Kur’an ve hadis bu beş şeye
nass teşkil edecek şekilde, her birini ismi ile belirterek, açık
ve net şekilde delillendirerek gelmiştir. Bu beş husus dışında,
bizzat ismi ve gerçeği belirtilerek açık ve net olarak bu
konularda anlatıldığı gibi iman ifadesi geçmedi. Delaleti ve
sübutu kat’i olan kesin nasslar sadece bu beş konu hakkında
vardır.
Evet, bazı rivayetlerde Cibril
hadisinde kadere
iman ifadesi şu şekilde geçmiştir:
وَتُؤْمِنَ بِالْقَدَرِ خَيْرِهِ وَشَرِّهِ
“Dedi ki;
Kader’e ve onun hayrının ve
şerrinin Allah’tan geldiğine inanmandır.”
Ancak bu hadis, Haber-i
Ahad’dır. Buna ilave olarak da burada “kaderden”
kasıt, anlaşılmasında ihtilaf edilen “Kaza ve Kader” değil,
Allah
Subhenehû ve Teala’nın
ilmidir. Bizzat “Kaza
ve Kader” şeklinde
isimlendirilen ve kavranılmasında birçok ihtilafın söz konusu
olduğu “Kaza ve Kader”e
iman hakkında ise kesin bir nass gelmemiştir. Ancak “Kaza ve
Kader”in içeriğine iman akidedendir ve inanmak da gerekir.
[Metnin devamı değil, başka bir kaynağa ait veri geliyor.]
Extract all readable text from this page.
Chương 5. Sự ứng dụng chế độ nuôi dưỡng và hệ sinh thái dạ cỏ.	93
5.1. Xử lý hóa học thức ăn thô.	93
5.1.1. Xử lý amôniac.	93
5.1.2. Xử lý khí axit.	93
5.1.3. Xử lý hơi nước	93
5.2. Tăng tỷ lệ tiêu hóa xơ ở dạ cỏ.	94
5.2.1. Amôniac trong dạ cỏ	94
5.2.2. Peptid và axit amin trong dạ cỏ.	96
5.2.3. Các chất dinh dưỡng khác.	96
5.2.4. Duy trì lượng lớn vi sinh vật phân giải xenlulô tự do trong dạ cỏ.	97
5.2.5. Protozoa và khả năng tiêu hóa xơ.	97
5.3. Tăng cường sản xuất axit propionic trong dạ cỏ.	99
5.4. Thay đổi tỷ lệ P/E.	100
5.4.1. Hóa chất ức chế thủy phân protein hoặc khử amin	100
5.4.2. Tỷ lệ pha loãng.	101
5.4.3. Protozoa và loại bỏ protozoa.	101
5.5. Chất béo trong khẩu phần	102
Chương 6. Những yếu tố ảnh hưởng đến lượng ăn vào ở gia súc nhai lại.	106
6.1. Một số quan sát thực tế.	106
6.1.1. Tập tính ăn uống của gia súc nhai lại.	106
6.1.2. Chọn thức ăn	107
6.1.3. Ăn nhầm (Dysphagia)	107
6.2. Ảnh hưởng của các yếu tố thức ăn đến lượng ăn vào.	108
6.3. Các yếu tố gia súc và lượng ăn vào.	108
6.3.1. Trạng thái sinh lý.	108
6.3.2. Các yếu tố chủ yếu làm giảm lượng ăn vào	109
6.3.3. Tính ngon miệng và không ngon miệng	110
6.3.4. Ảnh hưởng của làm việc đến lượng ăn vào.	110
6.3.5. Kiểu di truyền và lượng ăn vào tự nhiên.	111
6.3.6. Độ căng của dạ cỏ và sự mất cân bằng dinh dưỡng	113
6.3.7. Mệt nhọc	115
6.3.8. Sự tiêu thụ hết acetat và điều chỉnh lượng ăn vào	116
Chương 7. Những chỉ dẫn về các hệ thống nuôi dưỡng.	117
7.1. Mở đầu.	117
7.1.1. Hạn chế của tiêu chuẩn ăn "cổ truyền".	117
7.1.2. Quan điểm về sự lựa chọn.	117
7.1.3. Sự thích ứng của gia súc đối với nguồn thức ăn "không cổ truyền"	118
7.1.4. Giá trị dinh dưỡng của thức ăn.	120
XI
Bu
isimle ve içerikle sahabe döneminde kesinlikle bilinmemekteydi.
Bu isimle kullanıldığına dair de hiçbir sahih nass geçmemiştir.
“Kaza ve Kader”
kelimesi ancak Tabiin döneminin başlarında meşhur olmuştur. O
zamandan beri bilinmekte ve konuşulmaktadır. Onu ortaya çıkaran
ve söz konusu yapan kelamcılardır. Kelam ilmi meydana gelmeden
önce yoktu ve bizzat “Kaza
ve Kader” ismi ile
Hicri birinci asrın sonunda kelamcıların dışında hiç kimse “Kaza
ve Kader” meselesini konuşmadı ve araştırmadı.